Friday, 31 May 2013

Something Divine in Them

Emperor Hadrian (the one who built the wall to keep the Scots out) persecuted Christians. One Christian - Aristides of Athens - wrote to the emperor in defense of his brothers and sisters.

It's interesting to see what he picks out as their distinctives. In his words, the divine life in them, leads them mainly to incredible self-sacrifice.
“The Christians know and trust the True God. They placate those who oppress them and make them their friends and they do good to their enemies. Their wives are pure, and their daughters modest. Their men abstain from unlawful marriage and from all impurity. If any of them have slaves they persuade them to become Christians because of the love that these masters have toward them and when they become believers their masters immediately call them brothers without distinction. They love one another. They do not refuse to help widows. If someone is doing violence to an orphan they rescue the child. He who has gives ungrudgingly to him who has not. If they see a stranger they take him to their dwellings and rejoice over him as over a real brother, for they do not call themselves brothers after the flesh but after the Spirit and in God. If anyone among them is poor and needy, and they do not have food to spare they fast for two or three days that they might supply him with the necessary food. They scrupulously obey the commands of their Messiah. Every morning and every hour they thank and praise God for His loving kindness toward them. Because of them there flows forth all the beauty that there is in the world.

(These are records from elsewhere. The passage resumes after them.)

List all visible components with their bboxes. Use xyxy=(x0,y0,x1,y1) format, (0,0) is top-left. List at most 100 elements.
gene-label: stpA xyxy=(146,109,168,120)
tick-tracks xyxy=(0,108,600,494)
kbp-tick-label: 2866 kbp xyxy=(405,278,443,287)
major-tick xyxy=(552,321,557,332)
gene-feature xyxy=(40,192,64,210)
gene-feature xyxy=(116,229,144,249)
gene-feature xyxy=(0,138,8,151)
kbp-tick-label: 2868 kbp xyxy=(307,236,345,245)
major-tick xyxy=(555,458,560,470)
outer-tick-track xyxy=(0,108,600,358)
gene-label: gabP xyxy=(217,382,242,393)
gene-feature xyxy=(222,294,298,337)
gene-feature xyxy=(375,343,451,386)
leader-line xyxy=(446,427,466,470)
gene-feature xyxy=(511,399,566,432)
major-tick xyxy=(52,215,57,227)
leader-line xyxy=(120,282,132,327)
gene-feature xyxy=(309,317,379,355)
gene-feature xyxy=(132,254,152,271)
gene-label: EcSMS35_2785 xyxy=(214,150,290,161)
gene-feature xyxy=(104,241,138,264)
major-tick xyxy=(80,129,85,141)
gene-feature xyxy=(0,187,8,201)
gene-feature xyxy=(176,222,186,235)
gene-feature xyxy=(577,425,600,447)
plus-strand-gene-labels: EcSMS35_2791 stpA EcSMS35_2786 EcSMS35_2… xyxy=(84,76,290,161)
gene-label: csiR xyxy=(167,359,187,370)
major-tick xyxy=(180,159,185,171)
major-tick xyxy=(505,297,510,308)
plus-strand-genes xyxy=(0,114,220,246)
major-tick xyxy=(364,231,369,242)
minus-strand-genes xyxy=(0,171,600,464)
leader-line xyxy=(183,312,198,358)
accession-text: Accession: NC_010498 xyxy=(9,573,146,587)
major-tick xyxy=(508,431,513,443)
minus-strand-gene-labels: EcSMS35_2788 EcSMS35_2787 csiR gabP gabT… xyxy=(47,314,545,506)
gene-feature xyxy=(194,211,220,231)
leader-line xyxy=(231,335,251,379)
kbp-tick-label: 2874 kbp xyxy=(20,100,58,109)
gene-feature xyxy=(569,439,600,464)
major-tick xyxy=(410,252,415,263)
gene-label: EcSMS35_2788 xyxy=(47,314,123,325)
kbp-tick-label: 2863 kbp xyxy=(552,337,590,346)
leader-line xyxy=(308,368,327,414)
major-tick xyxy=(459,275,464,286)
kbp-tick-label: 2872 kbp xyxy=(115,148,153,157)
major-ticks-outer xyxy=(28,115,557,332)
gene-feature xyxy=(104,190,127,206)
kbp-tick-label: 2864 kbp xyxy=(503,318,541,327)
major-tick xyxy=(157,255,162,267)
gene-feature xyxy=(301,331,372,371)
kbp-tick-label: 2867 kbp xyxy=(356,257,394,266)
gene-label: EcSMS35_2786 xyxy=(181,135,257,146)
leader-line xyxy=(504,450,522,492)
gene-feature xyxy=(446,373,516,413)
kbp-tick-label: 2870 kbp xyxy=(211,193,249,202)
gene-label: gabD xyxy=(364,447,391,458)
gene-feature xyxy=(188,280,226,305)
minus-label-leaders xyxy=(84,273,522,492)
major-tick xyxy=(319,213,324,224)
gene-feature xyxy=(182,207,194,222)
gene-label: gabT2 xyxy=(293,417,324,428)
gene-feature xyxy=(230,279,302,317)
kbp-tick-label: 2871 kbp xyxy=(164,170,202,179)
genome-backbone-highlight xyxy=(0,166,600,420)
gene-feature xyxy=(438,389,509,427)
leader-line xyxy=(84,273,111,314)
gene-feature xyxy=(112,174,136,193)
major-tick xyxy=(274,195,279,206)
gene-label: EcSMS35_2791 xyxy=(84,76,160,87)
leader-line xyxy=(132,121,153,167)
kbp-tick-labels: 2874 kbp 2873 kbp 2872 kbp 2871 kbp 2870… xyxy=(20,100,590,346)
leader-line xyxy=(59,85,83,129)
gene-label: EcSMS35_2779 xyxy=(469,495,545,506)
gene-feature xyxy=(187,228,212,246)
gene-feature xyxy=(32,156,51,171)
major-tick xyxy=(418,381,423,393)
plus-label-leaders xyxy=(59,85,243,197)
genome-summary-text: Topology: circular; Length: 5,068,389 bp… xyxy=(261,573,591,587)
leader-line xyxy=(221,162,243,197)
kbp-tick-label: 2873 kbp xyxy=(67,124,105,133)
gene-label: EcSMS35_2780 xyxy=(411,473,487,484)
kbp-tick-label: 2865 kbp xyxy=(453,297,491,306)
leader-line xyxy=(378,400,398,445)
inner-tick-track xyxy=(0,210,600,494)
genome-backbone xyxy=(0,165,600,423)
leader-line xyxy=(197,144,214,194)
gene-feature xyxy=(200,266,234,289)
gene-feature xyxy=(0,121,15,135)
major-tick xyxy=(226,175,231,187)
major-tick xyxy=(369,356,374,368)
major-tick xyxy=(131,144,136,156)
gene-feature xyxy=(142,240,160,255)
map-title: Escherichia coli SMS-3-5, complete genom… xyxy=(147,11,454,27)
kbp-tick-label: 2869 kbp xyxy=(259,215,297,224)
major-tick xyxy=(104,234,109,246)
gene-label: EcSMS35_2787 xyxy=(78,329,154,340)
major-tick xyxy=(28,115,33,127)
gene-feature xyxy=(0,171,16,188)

But the good deeds they do they do not proclaim in the ears of the multitude, but they take care that no one shall perceive them. Thus they labor to become righteous. Truly this is a new people and there is something divine in them.
I fall far short of this, but as Western democracies run out of steam in general, and money in particular, it may well be this kind of service that becomes a more familiar part of a Christian's daily discipleship.